You’ll often hear how a white wine has a note of green apple, or a red wine has a note of tobacco. Many of those 200-plus esters in wine have previously-established associations. The aroma or taste of wine triggers that alternate association.

All of this takes place as the wine ferments. Sometimes this begins in oak barrels or even large stainless-steel vats. It continues after the wine is bottled.

Terroir: Physical and Chemical Changes

Wine made of grapes from a particular place will possess the characteristics associated with the physical environment where the grapes were grown. It’s why most wine stores sort what they sell by region.

There’s more than geography making up a wine’s characteristic. Additional factors include weather and rainfall, as well as soil conditions and other factors that have a physical impact on the grape vines and the fruit they produce.

Collectively, this is known as “terroir.” It causes a great amount of debate, mainly because there’s little agreement on exactly how much these physical things impact what you end up tasting when you drink wine. Some winegrowers have begun to use the concept of terroir—specifically the impact of rain—to apply stress to a crop by limiting irrigation. Their hope is to increase the production of aromatics in the grapes, which should manifest as a deeper body in the wine.

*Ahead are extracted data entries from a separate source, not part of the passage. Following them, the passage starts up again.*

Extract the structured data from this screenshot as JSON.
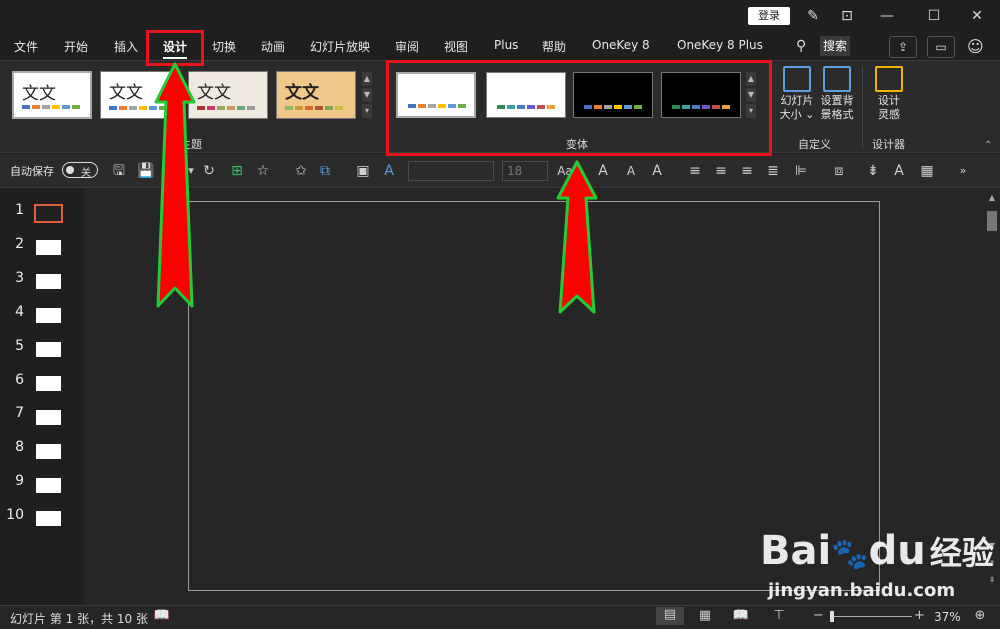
{
  "titlebar": {
    "login_label": "登录"
  },
  "tabs": [
    {
      "label": "文件"
    },
    {
      "label": "开始"
    },
    {
      "label": "插入"
    },
    {
      "label": "设计"
    },
    {
      "label": "切换"
    },
    {
      "label": "动画"
    },
    {
      "label": "幻灯片放映"
    },
    {
      "label": "审阅"
    },
    {
      "label": "视图"
    },
    {
      "label": "Plus"
    },
    {
      "label": "帮助"
    },
    {
      "label": "OneKey 8"
    },
    {
      "label": "OneKey 8 Plus"
    }
  ],
  "search_label": "搜索",
  "ribbon": {
    "themes": {
      "group_label": "主题",
      "thumb_text": "文文"
    },
    "variants": {
      "group_label": "变体"
    },
    "customize": {
      "group_label": "自定义",
      "slide_size_label_1": "幻灯片",
      "slide_size_label_2": "大小",
      "format_bg_label_1": "设置背",
      "format_bg_label_2": "景格式"
    },
    "designer": {
      "group_label": "设计器",
      "label_1": "设计",
      "label_2": "灵感"
    }
  },
  "toolbar": {
    "autosave_label": "自动保存",
    "autosave_state": "关",
    "font_size": "18"
  },
  "slides": {
    "numbers": [
      "1",
      "2",
      "3",
      "4",
      "5",
      "6",
      "7",
      "8",
      "9",
      "10"
    ],
    "selected_index": 1
  },
  "statusbar": {
    "slide_info": "幻灯片 第 1 张，共 10 张",
    "zoom": "37%"
  },
  "watermark": {
    "brand": "Bai",
    "brand2": "du",
    "site_label": "经验",
    "url": "jingyan.baidu.com"
  },
  "colors": {
    "annotation_red": "#e8141c",
    "annotation_green": "#22cc33"
  }
}
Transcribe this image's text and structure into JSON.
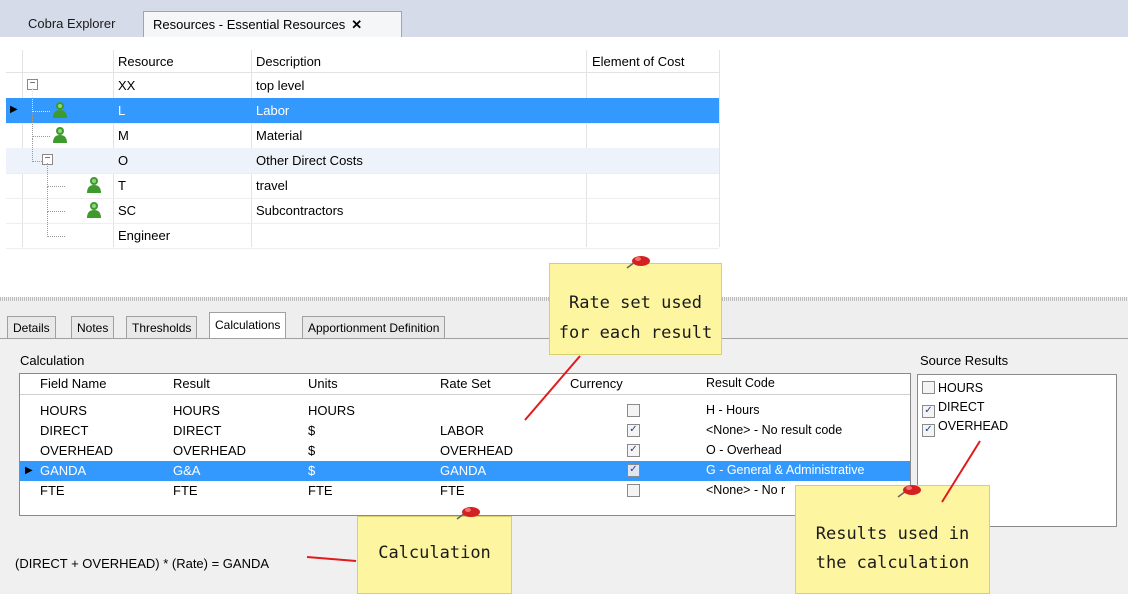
{
  "window": {
    "tabs": [
      {
        "label": "Cobra Explorer"
      },
      {
        "label": "Resources - Essential Resources",
        "close": "✕"
      }
    ]
  },
  "resource_grid": {
    "columns": [
      "Resource",
      "Description",
      "Element of Cost"
    ],
    "rows": [
      {
        "resource": "XX",
        "description": "top level"
      },
      {
        "resource": "L",
        "description": "Labor"
      },
      {
        "resource": "M",
        "description": "Material"
      },
      {
        "resource": "O",
        "description": "Other Direct Costs"
      },
      {
        "resource": "T",
        "description": "travel"
      },
      {
        "resource": "SC",
        "description": "Subcontractors"
      },
      {
        "resource": "Engineer",
        "description": ""
      }
    ]
  },
  "property_tabs": [
    "Details",
    "Notes",
    "Thresholds",
    "Calculations",
    "Apportionment Definition"
  ],
  "calculation": {
    "label": "Calculation",
    "columns": [
      "Field Name",
      "Result",
      "Units",
      "Rate Set",
      "Currency",
      "Result Code"
    ],
    "rows": [
      {
        "field": "HOURS",
        "result": "HOURS",
        "units": "HOURS",
        "rate_set": "",
        "currency": false,
        "code": "H - Hours"
      },
      {
        "field": "DIRECT",
        "result": "DIRECT",
        "units": "$",
        "rate_set": "LABOR",
        "currency": true,
        "code": "<None> - No result code"
      },
      {
        "field": "OVERHEAD",
        "result": "OVERHEAD",
        "units": "$",
        "rate_set": "OVERHEAD",
        "currency": true,
        "code": "O - Overhead"
      },
      {
        "field": "GANDA",
        "result": "G&A",
        "units": "$",
        "rate_set": "GANDA",
        "currency": true,
        "code": "G - General & Administrative"
      },
      {
        "field": "FTE",
        "result": "FTE",
        "units": "FTE",
        "rate_set": "FTE",
        "currency": false,
        "code": "<None> - No r"
      }
    ],
    "formula": "(DIRECT + OVERHEAD) * (Rate) = GANDA"
  },
  "source_results": {
    "label": "Source Results",
    "items": [
      {
        "label": "HOURS",
        "checked": false
      },
      {
        "label": "DIRECT",
        "checked": true
      },
      {
        "label": "OVERHEAD",
        "checked": true
      }
    ]
  },
  "annotations": {
    "rate_set_note": [
      "Rate set used",
      "for each result"
    ],
    "calculation_note": "Calculation",
    "results_note": [
      "Results used in",
      "the calculation"
    ]
  },
  "colors": {
    "selection": "#3399ff",
    "note": "#fdf5a0",
    "arrow": "#e01b1b",
    "person_icon": "#3f9a2e"
  },
  "icons": {
    "tree_node": "person-icon",
    "expander": "collapse-box-icon",
    "row_pointer": "row-pointer-icon",
    "pin": "pushpin-icon"
  }
}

Something no one debates is the science-based impact that climate has on grapes that become wine. Climate impacts grapes the same way it does any harvested produce. A warmer temperature will produce a riper fruit.

When grapes ripen, the amount of sugar they produce will increase. We will perceive it to be less acidic when we drink the wine made from these grapes. So, you’d think that wines produced from grapes grown in warmer climates would produce sweeter wines.

This turns out not to be the case—and it takes us back to a chemical change. When these grapes with higher sugar content begin to ferment, the yeast has more sugar to consume. The result is a wine that’s higher in alcohol, with a less acidic taste. And, it’s why white wines tend to have a higher alcohol content than red wines.

Science continues to happen in your glass

It’s estimated that a glass of wine can contain thousands of different chemical compounds. They’ll continue to interact and cause changes as the wine is exposed to the air and its temperature changes. Even the shape of the glass can affect what you taste and smell. This is especially the case with bubbly wines. They release unique aromatic chemical compounds when their bubbles burst.

Fluctuations in the concentration of these chemical compounds can make noticeable changes, too. Science has identified one compound known as 3-isobutyl-2-methoxypyrazine. Isolated, it tastes like green bell peppers. You definitely would not like a wine if this particular chemical compound was too pronounced. Grapes grown in full sun have been found to produce less of this compound.

If you know even just a little bit about wine, you’ve come across the concept of tannins. Your brain may have even made an association with the bitter edge you taste from over-brewed tea. People often say that red wines with a high tannin content make their mouthfeel drier after they’ve taken a sip.

Science can explain this. Tannins bind to the proteins in your saliva. We appreciate tannins in our wine because they help to give the wine a long aftertaste. We wouldn’t appreciate it if the tannin level is too high, though. Scientists theorize that grapes developed tannins in the skin and seeds as an evolutionary tactic to prevent animals from eating the fruit.

We usually think that an amazing glass of wine is due to the artistry of the winemaker. He or she is actually more of a scientist. They leave art up to whoever has been hired to create the label.